Two former Alaska state representatives who were convicted on corruption charges in the probe that ended the political career of Sen. Ted Stevens should be released from prison because the Justice Department has found information that should have been disclosed to the defense prior to trial, government lawyers announced this afternoon.
Justice lawyers filed a 4-page motion today (.pdf) urging the U.S. Court of Appeals for the 9th Circuit to remand the cases of former Alaska state representatives Victor Kohring and Peter Kott to the U.S. District Court for the District of Alaska to allow further proceedings there, according to a Justice Department statement. Prosecutors did not drop the charges.
In addition, Attorney General Eric Holder Jr. is instructing the Criminal Division to review the entire investigation of public corruption in Alaska to determine whether all discovery obligations have been fulfilled. The acknowledgement that prosecutors were negligent in the Kott and Kohring cases is a further embarrassment for the Justice Department, which is already reeling from the collapse of the Stevens prosecution.
In April, Judge Emmet Sullivan of U.S. District Court for the District of Columbia dismissed all charges against Stevens at the request of the Justice Department. In the Stevens case, a team of veteran Justice lawyers who were conducting post-trial litigation about prosecution misconduct uncovered documents that the trial lawyers improperly failed to give to Stevens’ defense attorneys at Williams & Connolly.
After Sullivan vacated the jury’s verdict against Stevens, the judge ordered a criminal contempt investigation against the team of Justice lawyers who put together the Stevens case: William Welch II, chief of the Public Integrity Section; his deputy chief, Brenda Morris; trial attorneys Nicholas Marsh and Edward Sullivan; and assistant U.S. attorneys Joseph Bottini and James Goeke.

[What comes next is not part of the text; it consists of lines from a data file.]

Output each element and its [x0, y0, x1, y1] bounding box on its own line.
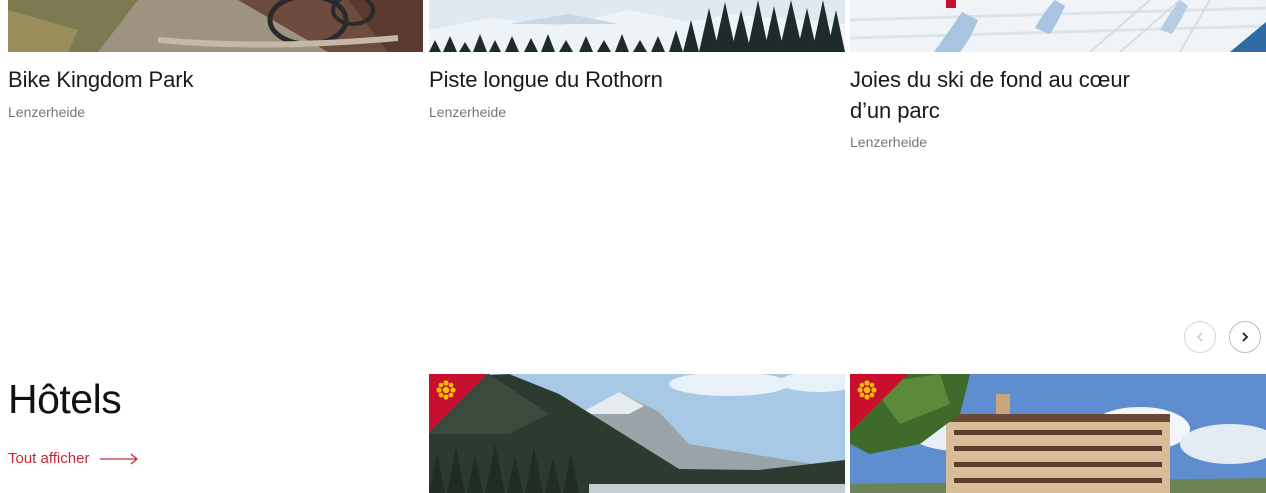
experience-card-title[interactable]: Bike Kingdom Park [8, 64, 193, 95]
experience-card-image-bike[interactable] [8, 0, 423, 52]
hotel-card-image[interactable] [850, 374, 1266, 493]
arrow-right-icon [100, 453, 139, 464]
experience-card-location: Lenzerheide [850, 134, 928, 150]
experience-card-title-line1: Joies du ski de fond au cœur [850, 67, 1130, 92]
hotels-heading: Hôtels [8, 376, 122, 422]
experience-card-location: Lenzerheide [8, 104, 86, 120]
snowy-forest-photo [429, 0, 845, 52]
cross-country-ski-photo [850, 0, 1266, 52]
experience-card-image-rothorn[interactable] [429, 0, 845, 52]
experience-card-title[interactable]: Joies du ski de fond au cœur d’un parc [850, 64, 1130, 126]
chevron-left-icon [1196, 332, 1203, 342]
chevron-right-icon [1242, 332, 1249, 342]
experience-card-title-line2: d’un parc [850, 98, 940, 123]
hotel-card-image[interactable] [429, 374, 845, 493]
view-all-label: Tout afficher [8, 450, 90, 467]
carousel-next-button[interactable] [1229, 321, 1261, 353]
hotel-building-photo [850, 374, 1266, 493]
mountain-bike-photo [8, 0, 423, 52]
carousel-prev-button[interactable] [1184, 321, 1216, 353]
view-all-hotels-link[interactable]: Tout afficher [8, 450, 139, 467]
mountain-valley-photo [429, 374, 845, 493]
experience-card-location: Lenzerheide [429, 104, 507, 120]
experience-card-image-ski[interactable] [850, 0, 1266, 52]
experience-card-title[interactable]: Piste longue du Rothorn [429, 64, 663, 95]
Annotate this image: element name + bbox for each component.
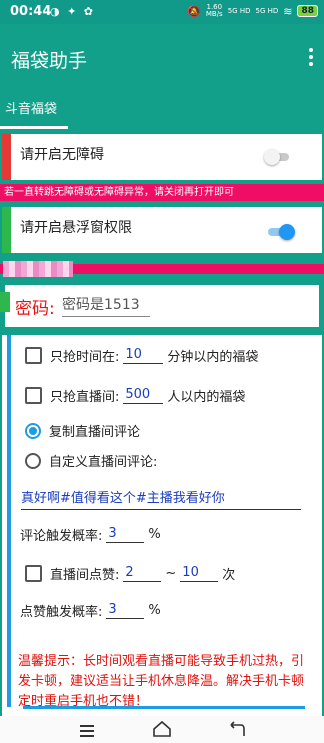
panel-left-border [7,335,11,707]
password-input[interactable]: 密码是1513 [62,294,150,317]
side-tag [0,292,10,312]
like-row: 直播间点赞: 2 ~ 10 次 [25,564,235,583]
like-max-input[interactable]: 10 [180,565,219,582]
comment-probability-input[interactable]: 3 [106,526,145,543]
password-card: 密码: 密码是1513 [2,282,322,330]
warning-banner: 若一直转跳无障碍或无障碍异常，请关闭再打开即可 [0,184,324,201]
like-min-input[interactable]: 2 [123,565,162,582]
password-label: 密码: [15,299,55,319]
back-icon[interactable] [228,720,246,738]
viewer-limit-checkbox[interactable] [25,387,42,404]
copy-comment-radio[interactable] [25,422,41,439]
like-probability-input[interactable]: 3 [106,602,145,619]
time-limit-input[interactable]: 10 [123,347,164,364]
card-status-bar [2,134,11,180]
accessibility-label: 请开启无障碍 [20,147,104,163]
status-time: 00:44 [10,4,52,19]
like-checkbox[interactable] [25,565,42,582]
system-nav-bar [0,716,324,743]
time-limit-row: 只抢时间在: 10 分钟以内的福袋 [25,346,258,365]
warm-tip: 温馨提示：长时间观看直播可能导致手机过热，引发卡顿，建议适当让手机休息降温。解决… [18,654,305,709]
comment-probability-row: 评论触发概率: 3 % [20,526,161,544]
tab-douyin-lucky-bag[interactable]: 斗音福袋 [5,98,57,117]
wifi-icon: ≋ [283,4,293,18]
home-icon[interactable] [152,720,172,738]
signal-icon-2: 5G HD [255,7,279,15]
custom-comment-radio[interactable] [25,452,41,469]
status-right: 🔕 1.60 MB/s 5G HD 5G HD ≋ 88 [187,4,318,18]
app-bar: 福袋助手 [0,24,324,90]
custom-comment-input[interactable]: 真好啊#值得看这个#主播我看好你 [21,487,301,510]
app-title: 福袋助手 [11,50,88,72]
time-limit-checkbox[interactable] [25,347,42,364]
menu-icon[interactable] [80,725,94,740]
tab-indicator [0,126,68,129]
accessibility-toggle[interactable] [264,149,290,165]
like-probability-row: 点赞触发概率: 3 % [20,602,161,620]
notification-icons: ◑ ✦ ✿ [50,5,96,18]
overlay-permission-toggle[interactable] [268,224,296,240]
mute-icon: 🔕 [187,4,201,18]
net-speed: 1.60 MB/s [205,3,223,18]
copy-comment-row[interactable]: 复制直播间评论 [25,421,140,440]
viewer-limit-input[interactable]: 500 [123,387,164,404]
pixelated-text [3,261,73,277]
signal-icon: 5G HD [227,7,251,15]
battery-icon: 88 [297,5,318,17]
more-vert-icon[interactable] [308,48,314,66]
overlay-permission-label: 请开启悬浮窗权限 [20,220,132,236]
custom-comment-row[interactable]: 自定义直播间评论: [25,451,157,470]
status-bar: 00:44 ◑ ✦ ✿ 🔕 1.60 MB/s 5G HD 5G HD ≋ 88 [0,0,324,24]
viewer-limit-row: 只抢直播间: 500 人以内的福袋 [25,386,245,405]
card-status-bar [2,207,11,253]
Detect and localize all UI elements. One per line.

Court records show Goeke, Bottini, Marsh and Sullivan were the prosecutors in the government’s cases against Kohring and Kott. Holder, in a statement, did not name the lawyers involved in the cases and did not identify the nature of the records that the government failed to turn over to defense lawyers.
“Department of Justice prosecutors work hard every day and perform a great service for the American people,” Holder said in the statement. “But the Department’s mission is to do justice, not just win cases, and when we make mistakes, it is our duty to admit and correct those mistakes.”
Lanny Breuer, assistant attorney general of the Criminal Division, said in a statement that the Justice Department will continue regular discovery training for prosecutors “to make certain that they perform their duties in adherence to the highest ethical standards.” The supplemental training was launched following the dismissal of charges against Stevens, who was accused of filing false Senate financial disclosure forms.
Kohring, 50, convicted in November 2007 on charges that included bribery, was sentenced last year to 42 months in prison and two years of supervised release. Kohring is imprisoned at Taft Correctional Institution in Southern California.
His lawyer, John Henry Browne, a solo practitioner in Seattle, said he took a call today from Justice lawyer Kevin Gingras of the Criminal Division’s appellate section. Gingras said there was material that Browne should have had at trial. Browne said Gingras did not describe the evidence that was withheld.
The review of discovery disclosures in the Kohring and Kott cases is not complete, Gingras said in a filing today in the 9th Circuit urging the court to remand the case to the trial court. “The government files this motion, however, because the process has uncovered material that, at this stage, appears to be information that should have been, but was not, disclosed to appellant before his trial,” Gingras said.
Browne was elated at the news. “Thank God we've got judges like Judge Sullivan, thank God we've got lawyers like Brendan Sullivan, thank God we've got attorneys general like Eric Holder, otherwise this would have never come to light," Browne said. "I'm just riding on their coattails."
The other defendant, Kott, who is 59, was sentenced to 72 months in prison after a jury convicted him in September 2007 on similar charges. Kott is incarcerated at the medium-security federal prison in Sheridan, Oregon. Kott’s lawyer, James Wendt of Anchorage, was not immediately reached for comment today.